After a girl celebrates a birthday or three or fifty, she spends a little time in reflection mode.  Sometimes, I wonder how I survived—at least my first 10-12 years.

That my mother held out until April 2nd to bring me into the world was a good omen.  She saved me from becoming the brunt of April Fool’s jokes for the rest of my life.

I left the hospital in Mom’s arms and I’m certain I remained in her arms or someone else’s anytime I rode in a car during my first six months.  After that, I bounced between the front and back seats with my older brother.

When our family upsized to a station wagon, we stopped calling, “Shotgun” and fought over the “way back.”  But riding in the back of a family friend’s pick-up truck surpassed any and all seat positions in any and all vehicles.

Yes, I am a child survivor of the no car seat, no seatbelt, and “Sure, you can ride in the back of the truck—have fun” generation.
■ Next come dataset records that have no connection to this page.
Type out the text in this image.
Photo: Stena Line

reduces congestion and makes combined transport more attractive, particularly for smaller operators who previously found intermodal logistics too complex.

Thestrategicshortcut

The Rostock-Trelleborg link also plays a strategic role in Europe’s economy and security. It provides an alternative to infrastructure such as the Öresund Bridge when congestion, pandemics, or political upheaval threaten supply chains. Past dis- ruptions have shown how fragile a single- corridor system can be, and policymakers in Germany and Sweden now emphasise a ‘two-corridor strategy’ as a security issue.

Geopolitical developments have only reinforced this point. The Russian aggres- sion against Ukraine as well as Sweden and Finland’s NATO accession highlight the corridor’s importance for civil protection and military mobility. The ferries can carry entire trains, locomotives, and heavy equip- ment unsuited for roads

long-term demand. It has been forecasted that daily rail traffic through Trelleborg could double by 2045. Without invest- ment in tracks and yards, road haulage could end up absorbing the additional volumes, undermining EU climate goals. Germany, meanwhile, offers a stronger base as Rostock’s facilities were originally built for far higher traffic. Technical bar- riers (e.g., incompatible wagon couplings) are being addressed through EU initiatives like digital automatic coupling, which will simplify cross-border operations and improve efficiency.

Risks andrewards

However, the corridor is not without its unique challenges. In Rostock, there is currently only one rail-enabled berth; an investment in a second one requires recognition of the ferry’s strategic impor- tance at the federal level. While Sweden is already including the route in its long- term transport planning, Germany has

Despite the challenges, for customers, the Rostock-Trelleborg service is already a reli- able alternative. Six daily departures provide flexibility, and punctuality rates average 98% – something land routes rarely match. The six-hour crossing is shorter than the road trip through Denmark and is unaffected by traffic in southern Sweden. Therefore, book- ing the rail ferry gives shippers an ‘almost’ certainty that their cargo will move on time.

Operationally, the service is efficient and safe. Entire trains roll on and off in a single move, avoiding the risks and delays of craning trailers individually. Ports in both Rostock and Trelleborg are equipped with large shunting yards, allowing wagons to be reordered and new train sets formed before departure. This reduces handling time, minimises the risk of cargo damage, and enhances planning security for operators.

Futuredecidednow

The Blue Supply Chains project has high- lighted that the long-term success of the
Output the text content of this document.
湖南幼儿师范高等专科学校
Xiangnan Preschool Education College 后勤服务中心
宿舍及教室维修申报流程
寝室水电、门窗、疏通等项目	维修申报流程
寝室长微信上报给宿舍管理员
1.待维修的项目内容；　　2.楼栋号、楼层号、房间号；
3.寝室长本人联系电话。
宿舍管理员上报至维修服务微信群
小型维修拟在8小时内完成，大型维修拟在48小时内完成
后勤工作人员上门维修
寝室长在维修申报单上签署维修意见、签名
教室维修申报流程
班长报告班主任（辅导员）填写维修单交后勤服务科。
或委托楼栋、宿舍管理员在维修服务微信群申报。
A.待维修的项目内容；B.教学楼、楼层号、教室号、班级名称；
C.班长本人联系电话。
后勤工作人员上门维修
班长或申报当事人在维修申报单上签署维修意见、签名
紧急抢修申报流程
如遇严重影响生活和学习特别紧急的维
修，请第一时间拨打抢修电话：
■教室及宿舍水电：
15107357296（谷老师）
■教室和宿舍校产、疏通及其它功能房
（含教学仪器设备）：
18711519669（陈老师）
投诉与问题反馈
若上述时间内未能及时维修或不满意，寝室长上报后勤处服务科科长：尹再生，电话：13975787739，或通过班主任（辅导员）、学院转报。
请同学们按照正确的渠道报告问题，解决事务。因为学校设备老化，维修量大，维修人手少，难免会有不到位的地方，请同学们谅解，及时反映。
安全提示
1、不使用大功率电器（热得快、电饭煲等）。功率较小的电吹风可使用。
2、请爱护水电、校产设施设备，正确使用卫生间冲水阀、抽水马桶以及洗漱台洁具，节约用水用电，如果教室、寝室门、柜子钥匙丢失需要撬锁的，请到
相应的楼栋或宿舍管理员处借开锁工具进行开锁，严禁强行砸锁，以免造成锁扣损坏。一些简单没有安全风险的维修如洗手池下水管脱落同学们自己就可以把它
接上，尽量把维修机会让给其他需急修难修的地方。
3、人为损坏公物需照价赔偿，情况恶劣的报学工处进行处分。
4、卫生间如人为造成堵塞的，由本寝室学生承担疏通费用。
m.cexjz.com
By the time I climbed into the bed of a pick-up truck, I’d already overcome an infancy of sleeping on my stomach in a crib lined with bumper pads.  Somehow I had also managed crawling and toddling around uncovered electric outlets without making any shocking connections.
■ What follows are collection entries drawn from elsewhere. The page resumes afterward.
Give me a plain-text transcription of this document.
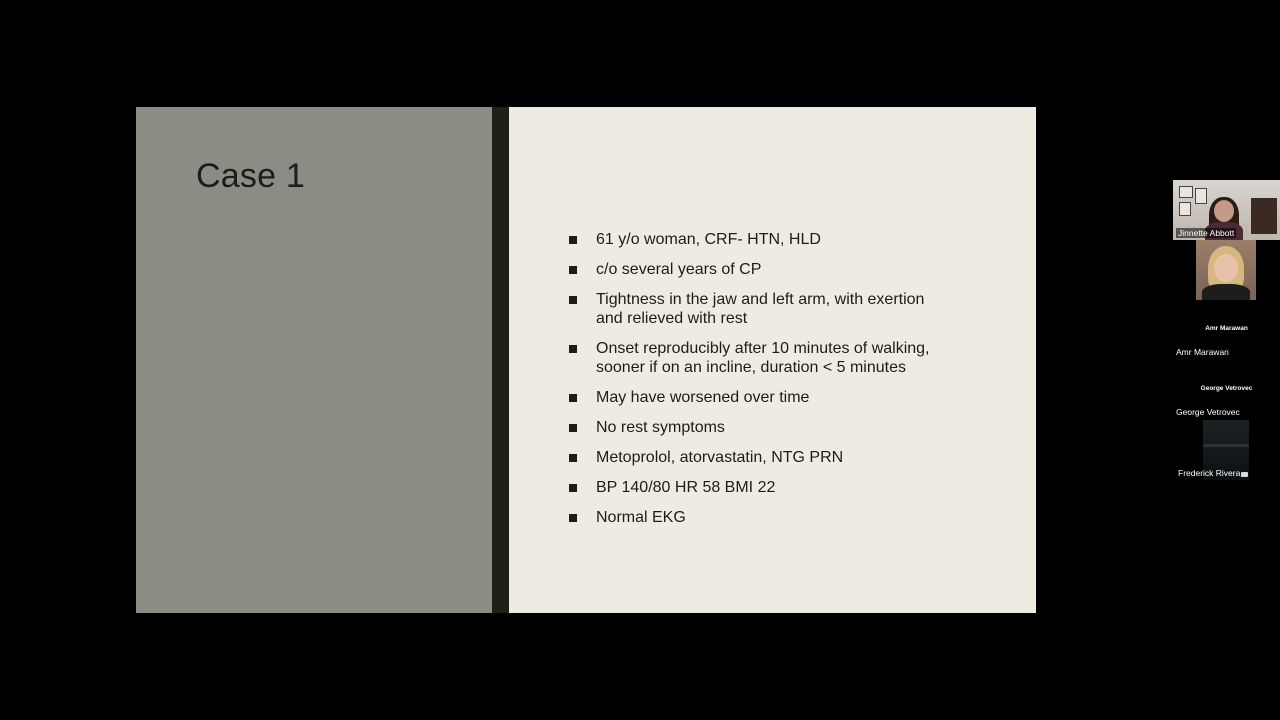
Case 1
61 y/o woman, CRF- HTN, HLD
c/o several years of CP
Tightness in the jaw and left arm, with exertion and relieved with rest
Onset reproducibly after 10 minutes of walking, sooner if on an incline, duration < 5 minutes
May have worsened over time
No rest symptoms
Metoprolol, atorvastatin, NTG PRN
BP 140/80 HR 58 BMI 22
Normal EKG
Jinnette Abbott
Amr Marawan
Amr Marawan
George Vetrovec
George Vetrovec
Frederick Rivera
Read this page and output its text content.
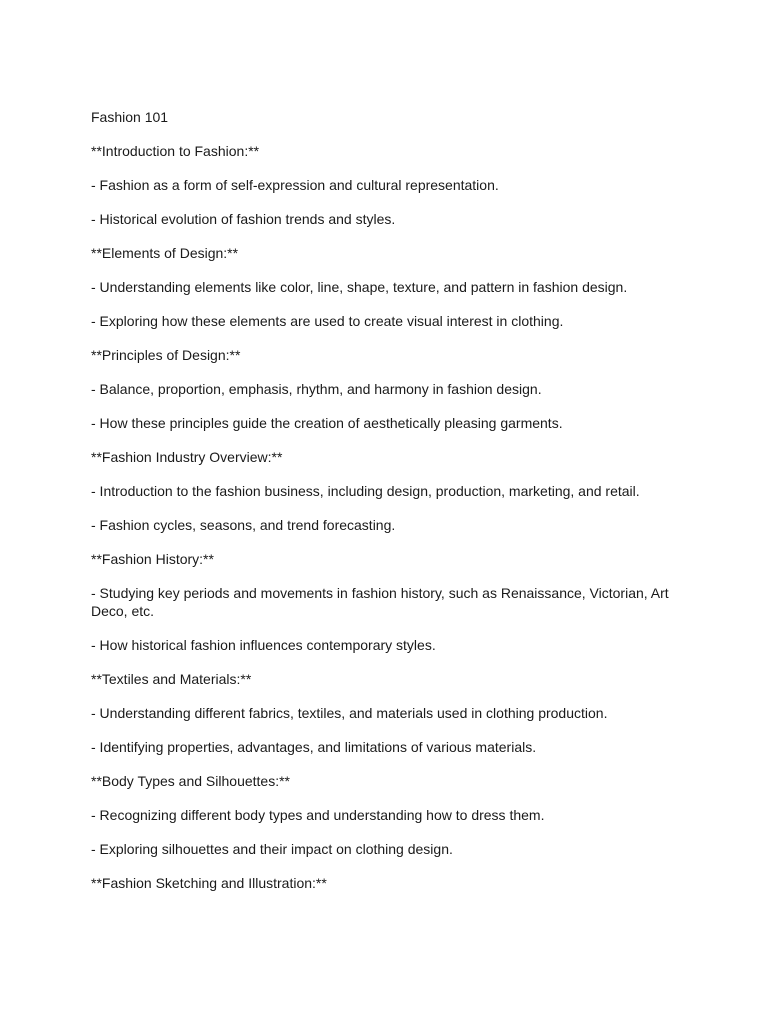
Fashion 101

**Introduction to Fashion:**

- Fashion as a form of self-expression and cultural representation.

- Historical evolution of fashion trends and styles.

**Elements of Design:**

- Understanding elements like color, line, shape, texture, and pattern in fashion design.

- Exploring how these elements are used to create visual interest in clothing.

**Principles of Design:**

- Balance, proportion, emphasis, rhythm, and harmony in fashion design.

- How these principles guide the creation of aesthetically pleasing garments.

**Fashion Industry Overview:**

- Introduction to the fashion business, including design, production, marketing, and retail.

- Fashion cycles, seasons, and trend forecasting.

**Fashion History:**

- Studying key periods and movements in fashion history, such as Renaissance, Victorian, Art Deco, etc.

- How historical fashion influences contemporary styles.

**Textiles and Materials:**

- Understanding different fabrics, textiles, and materials used in clothing production.

- Identifying properties, advantages, and limitations of various materials.

**Body Types and Silhouettes:**

- Recognizing different body types and understanding how to dress them.

- Exploring silhouettes and their impact on clothing design.

**Fashion Sketching and Illustration:**
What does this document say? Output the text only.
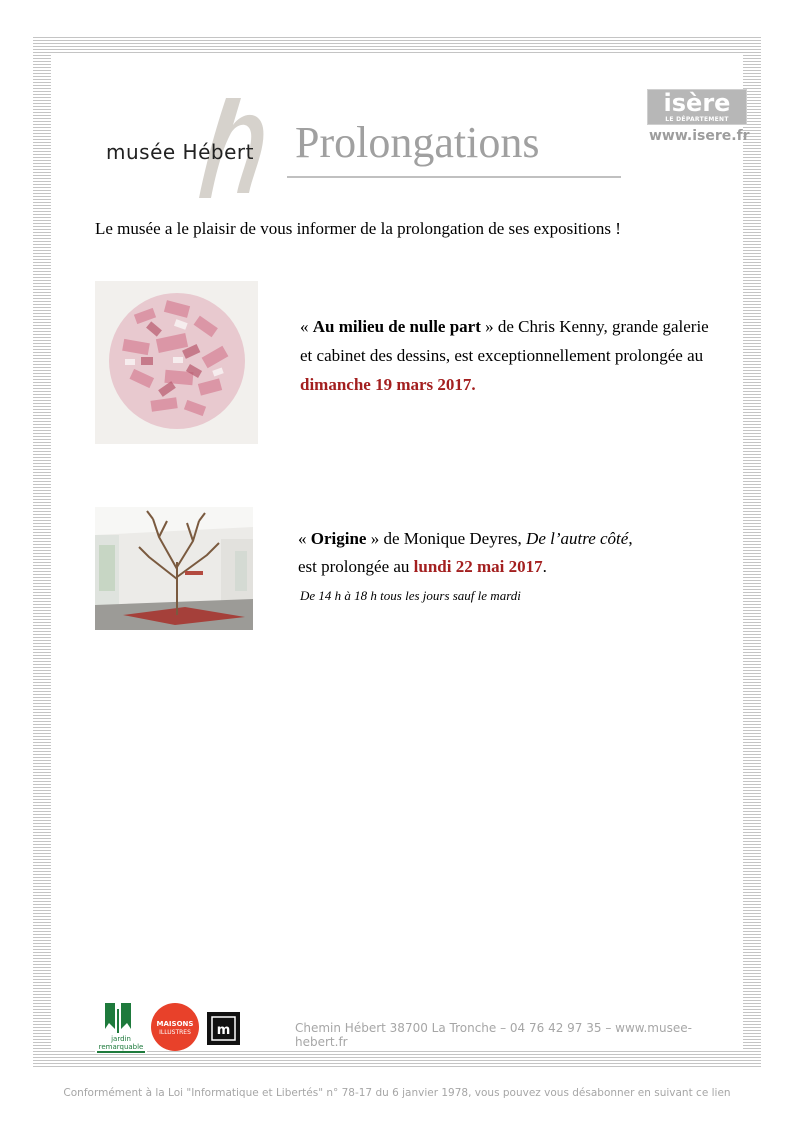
musée Hébert Prolongations
isère
LE DÉPARTEMENT
www.isere.fr
Le musée a le plaisir de vous informer de la prolongation de ses expositions !
« Au milieu de nulle part » de Chris Kenny, grande galerie et cabinet des dessins, est exceptionnellement prolongée au dimanche 19 mars 2017.
« Origine » de Monique Deyres, De l’autre côté,
est prolongée au lundi 22 mai 2017.
De 14 h à 18 h tous les jours sauf le mardi
jardin
remarquable
MAISONS
ILLUSTRES m	Chemin Hébert 38700 La Tronche – 04 76 42 97 35 – www.musee-hebert.fr
Conformément à la Loi "Informatique et Libertés" n° 78-17 du 6 janvier 1978, vous pouvez vous désabonner en suivant ce lien
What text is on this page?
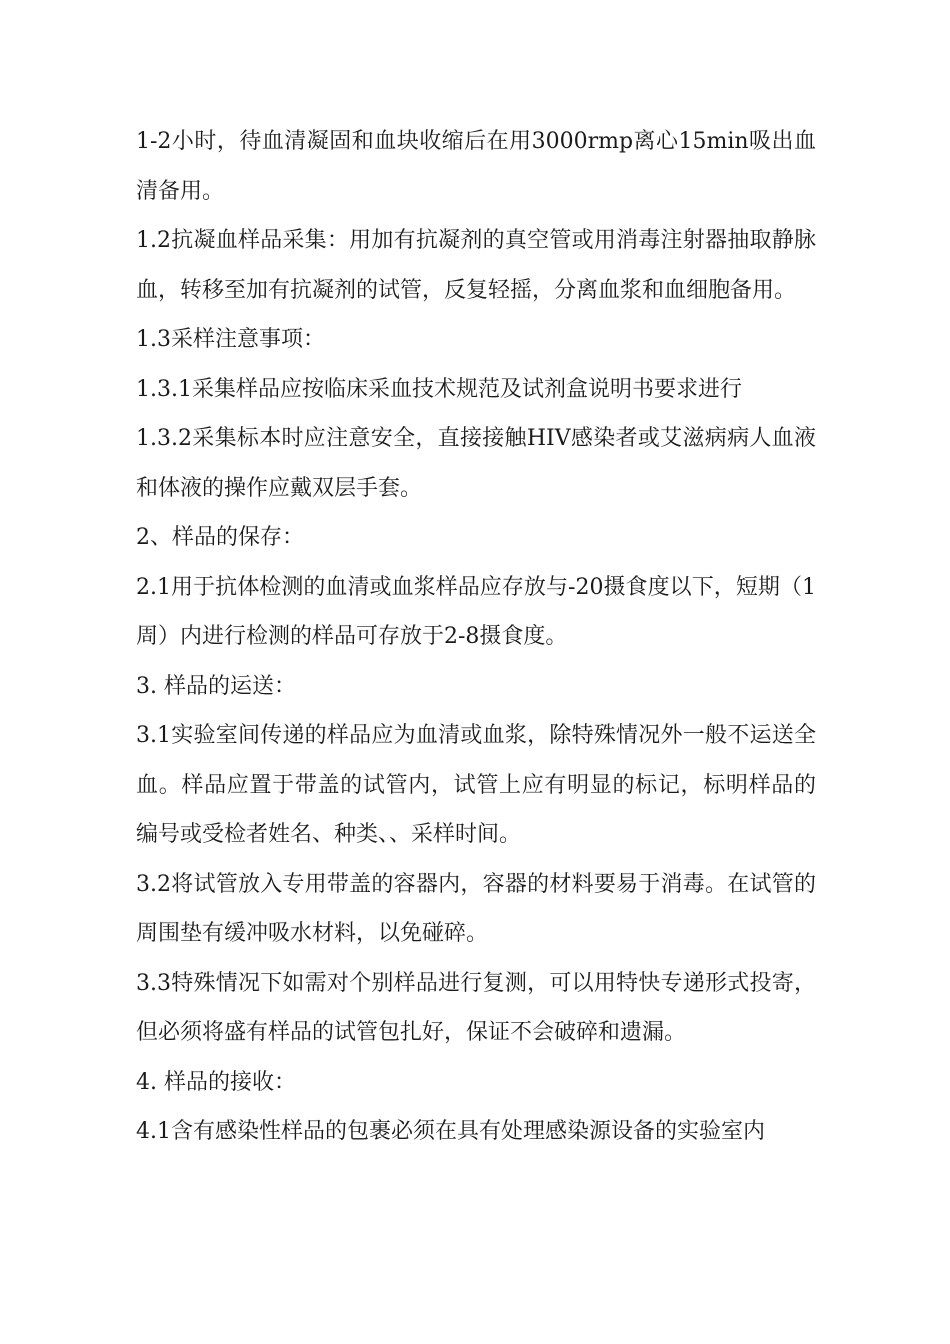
1-2小时，待血清凝固和血块收缩后在用3000rmp离心15min吸出血清备用。

1.2抗凝血样品采集：用加有抗凝剂的真空管或用消毒注射器抽取静脉血，转移至加有抗凝剂的试管，反复轻摇，分离血浆和血细胞备用。

1.3采样注意事项：

1.3.1采集样品应按临床采血技术规范及试剂盒说明书要求进行

1.3.2采集标本时应注意安全，直接接触HIV感染者或艾滋病病人血液和体液的操作应戴双层手套。

2、样品的保存：

2.1用于抗体检测的血清或血浆样品应存放与-20摄食度以下，短期（1周）内进行检测的样品可存放于2-8摄食度。

3. 样品的运送：

3.1实验室间传递的样品应为血清或血浆，除特殊情况外一般不运送全血。样品应置于带盖的试管内，试管上应有明显的标记，标明样品的编号或受检者姓名、种类、、采样时间。

3.2将试管放入专用带盖的容器内，容器的材料要易于消毒。在试管的周围垫有缓冲吸水材料，以免碰碎。

3.3特殊情况下如需对个别样品进行复测，可以用特快专递形式投寄，但必须将盛有样品的试管包扎好，保证不会破碎和遗漏。

4. 样品的接收：

4.1含有感染性样品的包裹必须在具有处理感染源设备的实验室内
There’s also good chance my parents and relatives handed me medicine bottles to shake in the absence of a baby rattle.  Childproof lids?

Ha, ha.  Ha, ha, ha.

My brothers and I biked throughout our neighborhood and beyond without helmets or parents.  We had parents; helmets were not available.

We even rode triple without helmets or parents.  One kid perched on the handlebars, the bike’s owner peddled and steered, and the third passenger balanced on the seat. 

I can describe this scene only because I lived to tell about it.  I lived to tell about it after consuming a primary diet of hamburgers, french fries, pasta, meatballs and peanut butter sandwiches on white bread.

Obesity problems?  Health issues related to diet?  Not at all.  Probably because we preferred playing outside over sitting in front of the TV.

Actually, staying inside in front of the TV was never an option.

Mom handed us lunch money, kissed us goodbye, and off to school we walked. In summer, our parents put us out the door and didn’t give us another thought. 

We were not required to check in with cell phones we did not own.  Nor did we lie about our whereabouts using cell phones we did not have.

“Start home when the first streetlamp lights,” our parents said. 

Seldom did they know if we were at friends’ houses, on the school playground or exploring the mountains across the street.  They had no idea when another kid bullied us or if we argued with a friend.

It never occurred to us to tell them.

It would be easy to presume our parents allowed us to run wild—that they had no control over my brothers and me. 


Church on Sunday was not negotiable.  Homework was completed—without supervision—directly upon returning home from school.

Don’t misunderstand me.  I’m all for car seats and bike helmets and anti-bullying campaigns.  Progress in health and safety is a good thing.

But sleeping belly-down, no car seats, and walking to school unattended were not my greatest hurdles when it came to survival. 

Getting in trouble at school—that was the biggest threat to the lives of my brothers and me.  If we got in trouble at school, it spelled out big—huge—trouble at home.

Suffice it to say, I recently celebrated another birthday.  I’m here to tell the story.  I’m a survivor.